There will be chances tonight for Chelsea, I am absolutely convinced of that, and having lost two games in a row now to a 1-0 scoreline, a scoreline we have specialised in winning by under Tuchel, we have to be ruthless when we get our opportunities this time.
What can be done about it
Thinking of those last two defeats and indeed the 1-0 defeat before that against Porto, they have been two wonder goals and a bizarre error. In reality, there is absolutely nothing a coach could do about any of them, that is just football. What he can do is make sure we are ultra-positive and create enough chances to score enough goals, so that the very rare, the extraordinary and the freakish lone goals are not enough to beat us.
Like many Chelsea fans I hope that Reece James will be given licence to play further forward to allow him to lash in those vicious deliveries from the right-hand side. Going back to the tie against Real Madrid, we created a barrel load of opportunities even if we ‘only’ scored three goals in the two games. That is the attitude, the pace and maybe even the tactics we have to adopt for the crucial decider.
Yet again, this is something close to a season-defining 90 minutes. No Jonny Evans in the opposition line-up is a bonus, but doubtless Leicester will be lifted by doing a number on us at Wembley. Let’s hope they celebrated well into the night and are still a bit jaded!
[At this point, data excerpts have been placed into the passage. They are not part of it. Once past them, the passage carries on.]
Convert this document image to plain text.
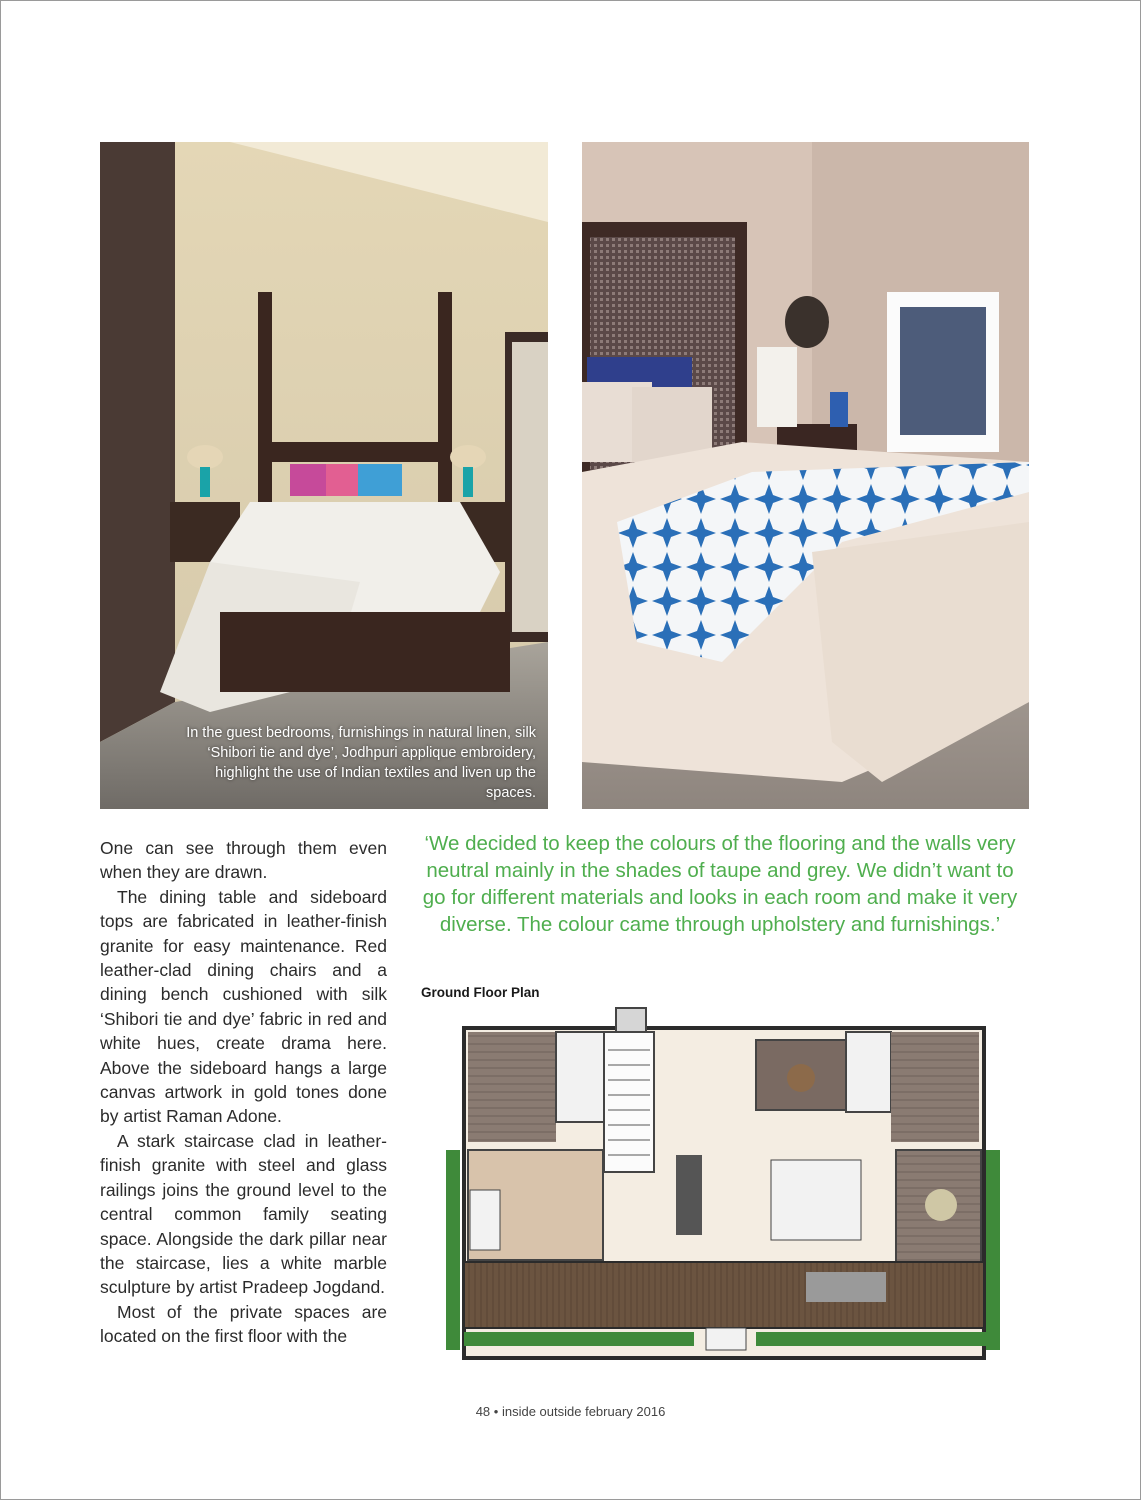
In the guest bedrooms, furnishings in natural linen, silk ‘Shibori tie and dye’, Jodhpuri applique embroidery, highlight the use of Indian textiles and liven up the spaces.

One can see through them even when they are drawn.

The dining table and sideboard tops are fabricated in leather-finish granite for easy maintenance. Red leather-clad dining chairs and a dining bench cushioned with silk ‘Shibori tie and dye’ fabric in red and white hues, create drama here. Above the sideboard hangs a large canvas artwork in gold tones done by artist Raman Adone.

A stark staircase clad in leather-finish granite with steel and glass railings joins the ground level to the central common family seating space. Alongside the dark pillar near the staircase, lies a white marble sculpture by artist Pradeep Jogdand.

Most of the private spaces are located on the first floor with the

‘We decided to keep the colours of the flooring and the walls very neutral mainly in the shades of taupe and grey. We didn’t want to go for different materials and looks in each room and make it very diverse. The colour came through upholstery and furnishings.’
Ground Floor Plan
48 • inside outside february 2016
There is no doubt that it was a crushing weekend for the club, but for the Women we must remember this has been an incredible trophy-laden season already and being second best team in Europe is a jump forward from where Emma’s team had been before. There is much to be celebrated even if it doesn’t feel that way just now.
For the men’s team, the FA Cup will be a fading wistful memory rather than a long-term mental torture, if they can win the next three games. It can still be a season to remember for all the right reasons. Beginning with a win tonight.
Quiz competition time
So, the quiz last week to win a copy of my book, which is officially out on Thursday and available in all the usual place reputable retailers (plug alert!), had a huge response. The task was to name seven of Chelsea’s players past and present who had a ‘Z’ in their names. I didn’t know how many there actually were, but the answer was loads! There is a list of those sent in at the bottom of the page.
There can only be two winners this week, chosen at random from the many correct entrants and they are Michael Shackleton from Kent in England and Ashley Manton from Ontario in Canada. The books are already in the post and signed by yours truly.
Another copy of my book is available this week for a randomly picked correct answer. Could you name at least five players who played for both Chelsea and Leicester City?
Send your answers to me at firstname.lastname@example.org to have a chance of winning.
Here are the ‘Z’ players:
Kai Havertz, Hakim Ziyech, Cesar Azpilicueta, David Luiz, Bolo Zenden, Eden Hazard, Micky Hazard, Gianfranco Zola, Kepa Arrizabalaga, Kurt Zouma, Mateja Kezman, Yury Zhirkov, Eddie Niedzwiecki, Davide Zappacosta, Pedro (Eliezer Rodríguez Ledesma), Jorginho (Jorge Luiz Frello Filho),, Willy Caballero (Wilfredo Daniel Caballero Lazcano), Matt Miazga, Duncan McKenzie. Mark Schwarzer, Gonzalo Higuain, Lucas Piazon, Khalid Boulahrouz, Muzzy Izzet, Claudio Pizarro, Rati Aleksidze, Izzy Brown, Karlo Ziger, Thorgan Hazard, Helen Bleazard, Melanie Leupolz, Zecira Musovic
• To participate in the competition, email your answer to the quiz question to email@example.com
• Entrants must be 16 or over. Residents of Indonesia, Italy, Thailand and Vietnam are excluded.
• The competition opens at 4.00AM on 18/05/2021 (UK time) and closes at 12.01PM on 23/05/2021 (UK time)
• The prize is one copy of the book ‘The Accidental Footballer’ by Pat Nevin.